If that was everything it would be something. Am I right? But it’s absolutely not. We’ve developed a few AI CEO archetypes so you can select what’s right for your needs and we’re working on many more.
The first option is modeled on Puppy Dog, a CEO you all know because he can’t stay out of the news these days. This AI CEO can single-handedly run three to five different companies, post and amplify mildly racist or outright racist social media content, depending your appetite, (think of it like a customizable dial), and speak in whatever accent you’d like on podcast interviews. Most importantly it is programmed to be purposely dumb in relation to the business it leads and all other things, but still make wild speculative claims to keep share prices high. We’ve seen that mix is effective among young male investors who treat stocks like a combination of fan clubs and desire fulfillment. We’ve named that model “The Broflation CEO.”
The second option looks and acts like a robot. It’s very similar to Puppy Dog of Puppy Dog, though in this case it doesn’t just act like a robot, it is a robot. It signals to the market that there is a nerd genius at the helm and their peculiarities engenders a perception among customers that they can be trusted. Behind the scenes it’s a pitbull on cost cutting, skirts the line of legality, and will buy every competitor that comes along with greater appeal to younger customers. It can even modulate its opinions on published policy, as long as it’s in service of the bottom line, of course. In our modeling we’ve found that a little edge of unpredictability can be fortuitous. We’re calling this model “The Nerd Monopolist.”
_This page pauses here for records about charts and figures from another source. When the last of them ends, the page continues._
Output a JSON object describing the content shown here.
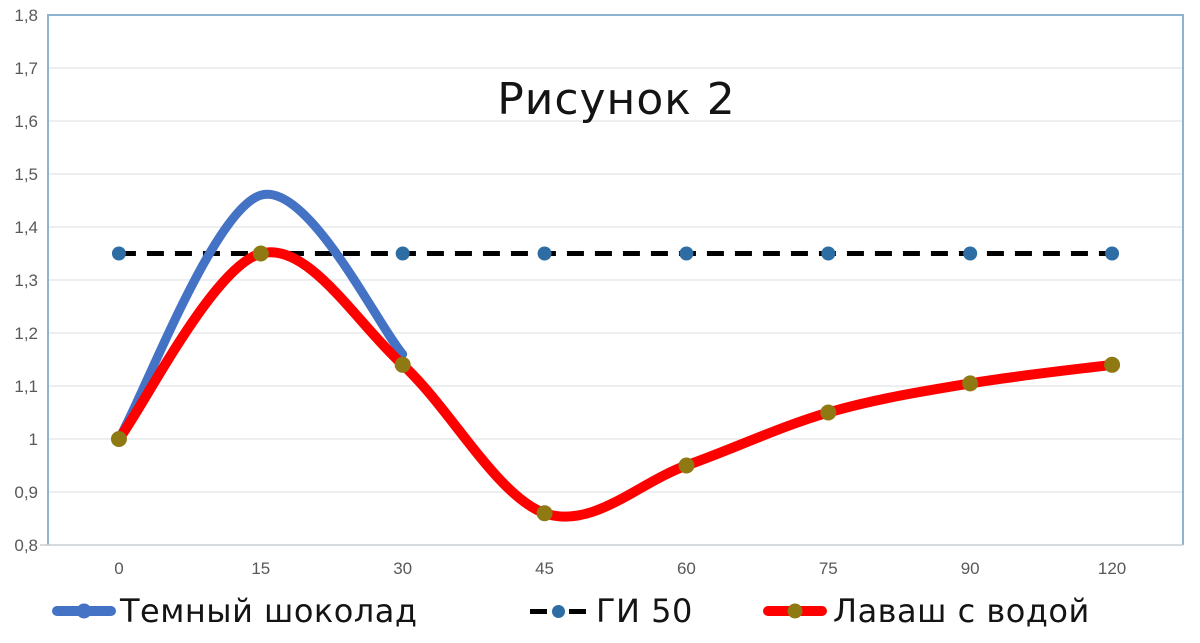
{
  "chart_data": {
    "type": "line",
    "title": "Рисунок 2",
    "categories": [
      "0",
      "15",
      "30",
      "45",
      "60",
      "75",
      "90",
      "120"
    ],
    "ylim": [
      0.8,
      1.8
    ],
    "y_ticks": [
      {
        "value": 1.8,
        "label": "1,8"
      },
      {
        "value": 1.7,
        "label": "1,7"
      },
      {
        "value": 1.6,
        "label": "1,6"
      },
      {
        "value": 1.5,
        "label": "1,5"
      },
      {
        "value": 1.4,
        "label": "1,4"
      },
      {
        "value": 1.3,
        "label": "1,3"
      },
      {
        "value": 1.2,
        "label": "1,2"
      },
      {
        "value": 1.1,
        "label": "1,1"
      },
      {
        "value": 1.0,
        "label": "1"
      },
      {
        "value": 0.9,
        "label": "0,9"
      },
      {
        "value": 0.8,
        "label": "0,8"
      }
    ],
    "grid": "horizontal",
    "legend_position": "bottom",
    "series": [
      {
        "name": "Темный шоколад",
        "style": "smooth",
        "color": "#4472C4",
        "line_width": 9,
        "values": [
          1.0,
          1.46,
          1.16
        ]
      },
      {
        "name": "ГИ 50",
        "style": "dashed",
        "color": "#000000",
        "marker_color": "#2E6DA4",
        "line_width": 5,
        "values": [
          1.35,
          1.35,
          1.35,
          1.35,
          1.35,
          1.35,
          1.35,
          1.35
        ]
      },
      {
        "name": "Лаваш с водой",
        "style": "smooth",
        "color": "#FF0000",
        "marker_color": "#8E7912",
        "line_width": 10,
        "values": [
          1.0,
          1.35,
          1.14,
          0.86,
          0.95,
          1.05,
          1.105,
          1.14
        ]
      }
    ],
    "colors": {
      "grid": "#E6E8EB",
      "plot_border": "#8FB2CE",
      "axis_line": "#C8CDD1",
      "tick_text": "#595959",
      "title_text": "#141414"
    }
  }
}
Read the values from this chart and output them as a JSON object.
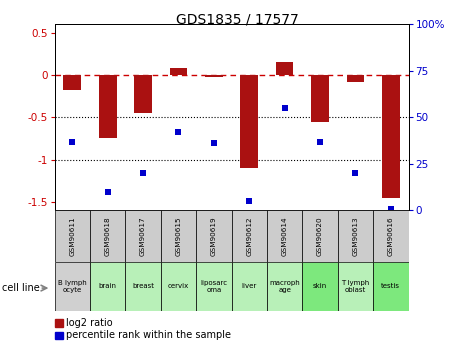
{
  "title": "GDS1835 / 17577",
  "gsm_labels": [
    "GSM90611",
    "GSM90618",
    "GSM90617",
    "GSM90615",
    "GSM90619",
    "GSM90612",
    "GSM90614",
    "GSM90620",
    "GSM90613",
    "GSM90616"
  ],
  "cell_labels": [
    "B lymph\nocyte",
    "brain",
    "breast",
    "cervix",
    "liposarc\noma",
    "liver",
    "macroph\nage",
    "skin",
    "T lymph\noblast",
    "testis"
  ],
  "log2_ratio": [
    -0.18,
    -0.75,
    -0.45,
    0.08,
    -0.02,
    -1.1,
    0.15,
    -0.55,
    -0.08,
    -1.45
  ],
  "pct_rank": [
    37,
    10,
    20,
    42,
    36,
    5,
    55,
    37,
    20,
    1
  ],
  "ylim_left": [
    -1.6,
    0.6
  ],
  "ylim_right": [
    0,
    100
  ],
  "bar_color": "#aa1111",
  "dot_color": "#0000cc",
  "cell_colors_gsm": "#cccccc",
  "cell_colors_tissue": [
    "#d0d0d0",
    "#b8f0b8",
    "#b8f0b8",
    "#b8f0b8",
    "#b8f0b8",
    "#b8f0b8",
    "#b8f0b8",
    "#7de87d",
    "#b8f0b8",
    "#7de87d"
  ]
}
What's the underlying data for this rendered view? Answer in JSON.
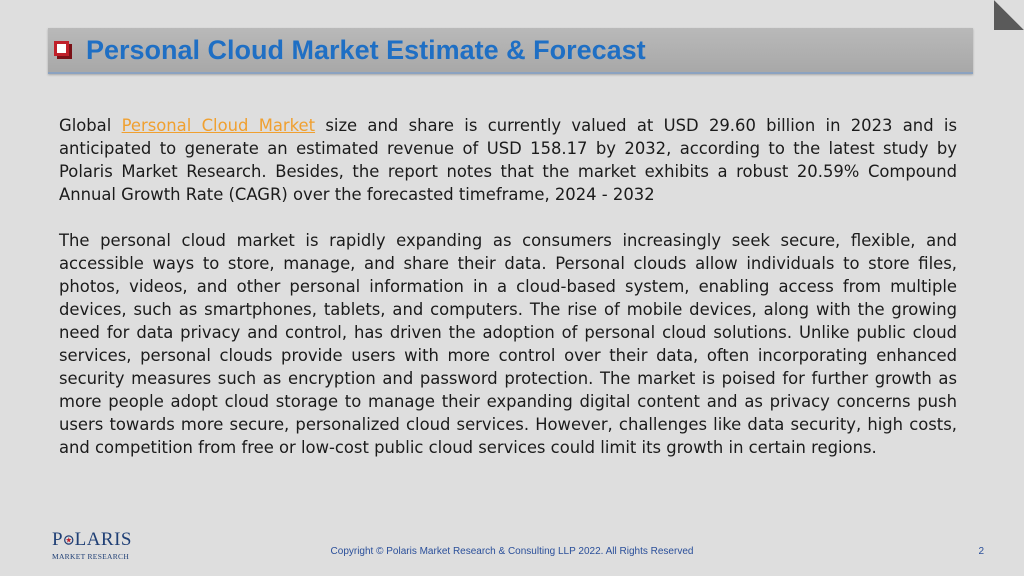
{
  "header": {
    "title": "Personal Cloud Market Estimate & Forecast"
  },
  "content": {
    "p1_before_link": "Global ",
    "p1_link": "Personal Cloud Market",
    "p1_after_link": " size and share is currently valued at USD 29.60 billion in 2023 and is anticipated to generate an estimated revenue of USD 158.17 by 2032, according to the latest study by Polaris Market Research. Besides, the report notes that the market exhibits a robust 20.59% Compound Annual Growth Rate (CAGR) over the forecasted timeframe, 2024 - 2032",
    "p2": "The personal cloud market is rapidly expanding as consumers increasingly seek secure, flexible, and accessible ways to store, manage, and share their data. Personal clouds allow individuals to store files, photos, videos, and other personal information in a cloud-based system, enabling access from multiple devices, such as smartphones, tablets, and computers. The rise of mobile devices, along with the growing need for data privacy and control, has driven the adoption of personal cloud solutions. Unlike public cloud services, personal clouds provide users with more control over their data, often incorporating enhanced security measures such as encryption and password protection. The market is poised for further growth as more people adopt cloud storage to manage their expanding digital content and as privacy concerns push users towards more secure, personalized cloud services. However, challenges like data security, high costs, and competition from free or low-cost public cloud services could limit its growth in certain regions."
  },
  "logo": {
    "p": "P",
    "laris": "LARIS",
    "subtitle": "MARKET RESEARCH"
  },
  "footer": {
    "copyright": "Copyright © Polaris Market Research & Consulting LLP 2022. All Rights Reserved",
    "page_number": "2"
  },
  "colors": {
    "title": "#1f6fc4",
    "link": "#f0a030",
    "bullet": "#c0202a",
    "footer": "#2a4f9a",
    "background": "#dedede"
  }
}
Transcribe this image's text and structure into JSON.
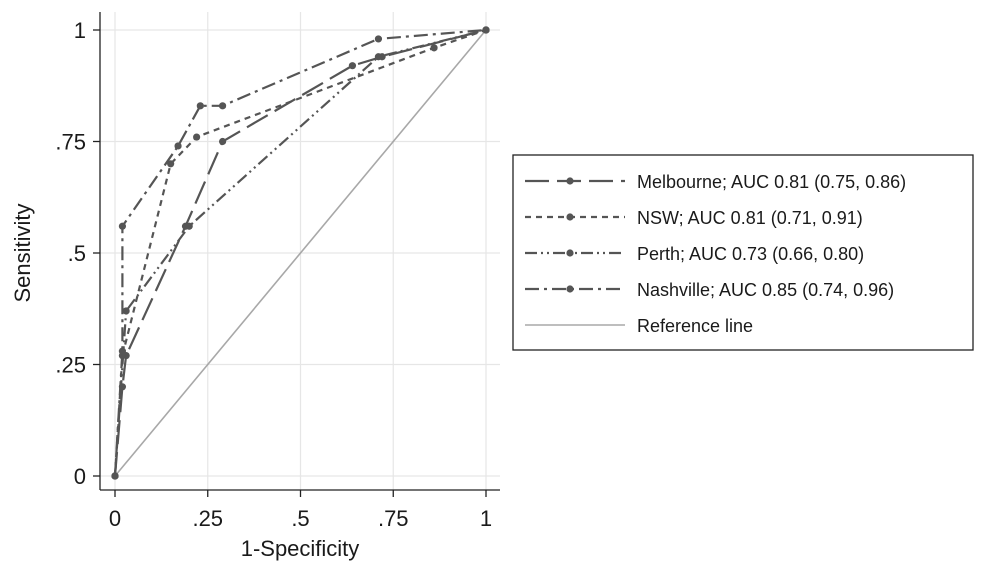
{
  "chart_data": {
    "type": "line",
    "xlabel": "1-Specificity",
    "ylabel": "Sensitivity",
    "xlim": [
      0,
      1
    ],
    "ylim": [
      0,
      1
    ],
    "x_ticks": [
      {
        "value": 0,
        "label": "0"
      },
      {
        "value": 0.25,
        "label": ".25"
      },
      {
        "value": 0.5,
        "label": ".5"
      },
      {
        "value": 0.75,
        "label": ".75"
      },
      {
        "value": 1,
        "label": "1"
      }
    ],
    "y_ticks": [
      {
        "value": 0,
        "label": "0"
      },
      {
        "value": 0.25,
        "label": ".25"
      },
      {
        "value": 0.5,
        "label": ".5"
      },
      {
        "value": 0.75,
        "label": ".75"
      },
      {
        "value": 1,
        "label": "1"
      }
    ],
    "grid": true,
    "legend_position": "right",
    "series": [
      {
        "name": "Melbourne; AUC 0.81 (0.75, 0.86)",
        "dash": "long-dash",
        "color": "#555555",
        "points": [
          [
            0,
            0
          ],
          [
            0.02,
            0.2
          ],
          [
            0.03,
            0.27
          ],
          [
            0.19,
            0.56
          ],
          [
            0.29,
            0.75
          ],
          [
            0.64,
            0.92
          ],
          [
            0.72,
            0.94
          ],
          [
            1,
            1
          ]
        ]
      },
      {
        "name": "NSW; AUC 0.81 (0.71, 0.91)",
        "dash": "short-dash",
        "color": "#555555",
        "points": [
          [
            0,
            0
          ],
          [
            0.02,
            0.27
          ],
          [
            0.15,
            0.7
          ],
          [
            0.22,
            0.76
          ],
          [
            0.86,
            0.96
          ],
          [
            1,
            1
          ]
        ]
      },
      {
        "name": "Perth; AUC 0.73 (0.66, 0.80)",
        "dash": "dash-dot-dot",
        "color": "#555555",
        "points": [
          [
            0,
            0
          ],
          [
            0.03,
            0.37
          ],
          [
            0.2,
            0.56
          ],
          [
            0.71,
            0.94
          ],
          [
            1,
            1
          ]
        ]
      },
      {
        "name": "Nashville; AUC 0.85 (0.74, 0.96)",
        "dash": "dash-dot",
        "color": "#555555",
        "points": [
          [
            0,
            0
          ],
          [
            0.02,
            0.28
          ],
          [
            0.02,
            0.56
          ],
          [
            0.17,
            0.74
          ],
          [
            0.23,
            0.83
          ],
          [
            0.29,
            0.83
          ],
          [
            0.71,
            0.98
          ],
          [
            1,
            1
          ]
        ]
      },
      {
        "name": "Reference line",
        "dash": "solid",
        "color": "#a8a8a8",
        "markers": false,
        "points": [
          [
            0,
            0
          ],
          [
            1,
            1
          ]
        ]
      }
    ]
  }
}
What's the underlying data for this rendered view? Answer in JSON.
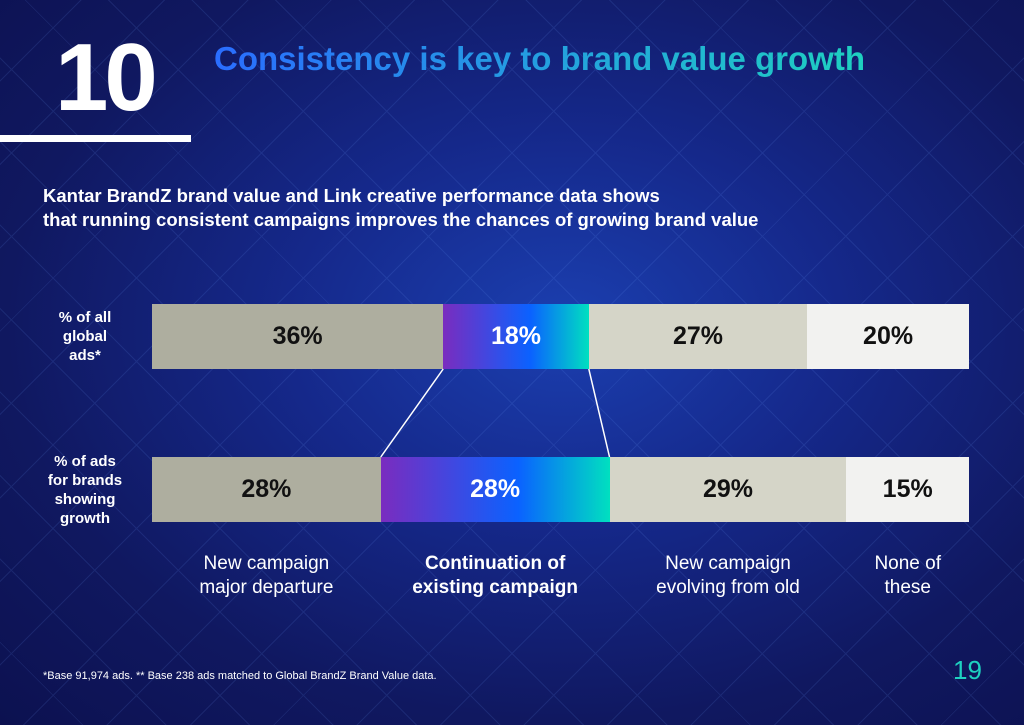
{
  "header": {
    "number": "10",
    "title": "Consistency is key to brand value growth"
  },
  "subtitle_lines": [
    "Kantar BrandZ brand value and Link creative performance data shows",
    "that running consistent campaigns improves the chances of growing brand value"
  ],
  "chart_data": {
    "type": "bar",
    "orientation": "horizontal-stacked",
    "categories": [
      "New campaign major departure",
      "Continuation of existing campaign",
      "New campaign evolving from old",
      "None of these"
    ],
    "category_lines": [
      [
        "New campaign",
        "major departure"
      ],
      [
        "Continuation of",
        "existing campaign"
      ],
      [
        "New campaign",
        "evolving from old"
      ],
      [
        "None of",
        "these"
      ]
    ],
    "series": [
      {
        "name": "% of all global ads*",
        "label_lines": [
          "% of all",
          "global",
          "ads*"
        ],
        "values": [
          36,
          18,
          27,
          20
        ],
        "labels": [
          "36%",
          "18%",
          "27%",
          "20%"
        ]
      },
      {
        "name": "% of ads for brands showing growth",
        "label_lines": [
          "% of ads",
          "for brands",
          "showing",
          "growth"
        ],
        "values": [
          28,
          28,
          29,
          15
        ],
        "labels": [
          "28%",
          "28%",
          "29%",
          "15%"
        ]
      }
    ],
    "highlight_category": 1,
    "colors": [
      "#aeae9f",
      "gradient",
      "#d5d5c8",
      "#f2f2f0"
    ],
    "gradient_colors": [
      "#7a2cbf",
      "#0a62ff",
      "#00e0c0"
    ]
  },
  "footnote": "*Base 91,974 ads. ** Base 238 ads matched to Global BrandZ Brand Value data.",
  "page_number": "19"
}
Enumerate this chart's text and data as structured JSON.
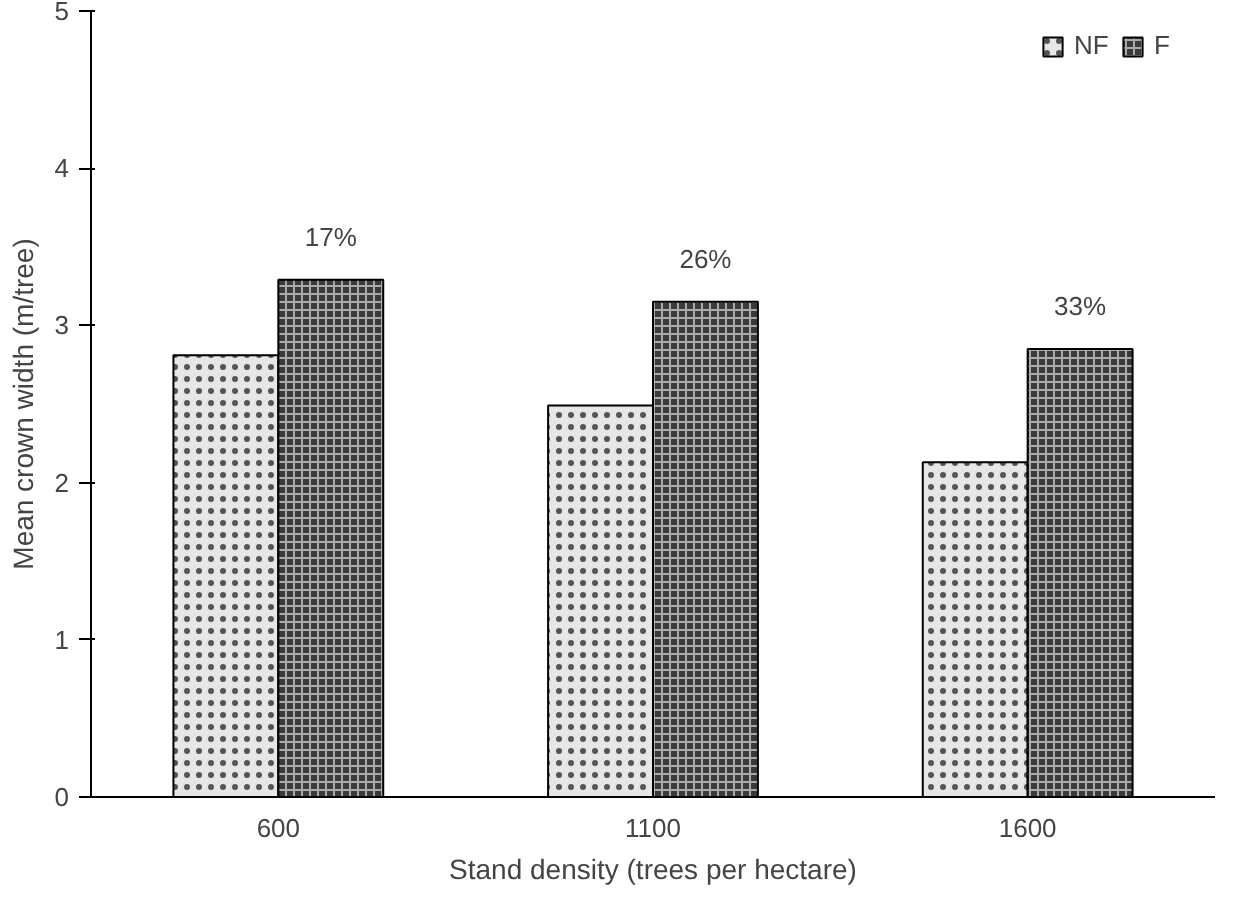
{
  "chart_data": {
    "type": "bar",
    "xlabel": "Stand density (trees per hectare)",
    "ylabel": "Mean crown width (m/tree)",
    "categories": [
      "600",
      "1100",
      "1600"
    ],
    "series": [
      {
        "name": "NF",
        "color": "#e6e6e6",
        "values": [
          2.81,
          2.49,
          2.13
        ]
      },
      {
        "name": "F",
        "color": "#3a3a3a",
        "values": [
          3.29,
          3.15,
          2.85
        ]
      }
    ],
    "ylim": [
      0,
      5
    ],
    "yticks": [
      0,
      1,
      2,
      3,
      4,
      5
    ],
    "grid": false,
    "legend": "top right",
    "annotations": [
      {
        "text": "17%",
        "x": "600",
        "y": 3.29
      },
      {
        "text": "26%",
        "x": "1100",
        "y": 3.15
      },
      {
        "text": "33%",
        "x": "1600",
        "y": 2.85
      }
    ]
  }
}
The third option is a little bit of curveball, I’ll admit that. This one isn’t really for established businesses. It’s more geared towards start ups with dubious merit. It is engineered to generate a massive amount of attention. In testing, we’ve found the best way to do this is speak in circles that don’t lead anywhere and attack everything. It paints everything as useless and stupid, while saying useless and stupid things. It’s very much like Puppy Dog, someone who dominates media cycles. This CEO is meant to appeal to low information customers who see four dimensional business chess where people with any sense of reason see nonsense. I will admit that some of our simulations saw this CEO develop Ponzi schemes, meme investments, and on a few occasions bankrupt businesses. It’s the riskiest choice we have so far though it doesn’t require a legitimate business to use this CEO. We call it “The Attention Vacuum.”
My team is happy to demo all of these models for you after this session. We can also show you beta versions of a couple other models – “The Belligerent Benevolent Donor” and “The Irate Investor.” The names are subject to change, though I’ll let the team give you the specifics on those options.
Now, with that I’ll take questions.
Yes, you sir in the back.
[Muffled sound, followed by shuffling of seats.]
Are you curious about what we have in mind after that? Is that it? Well, we are looking at AI Board Members as well.
[People shuffle, competing conversations grow.]
[The sound goes dead.]
As of this printing we have been unable to make contact with any person who attended or lead the talk. We were able to confirm through various off the record sources that there is no AI CEO currently available in any market. The CTO of Puppy Dog currently resides in an island compound only reachable by helicopter or boat, and has retired, according to their legal counsel.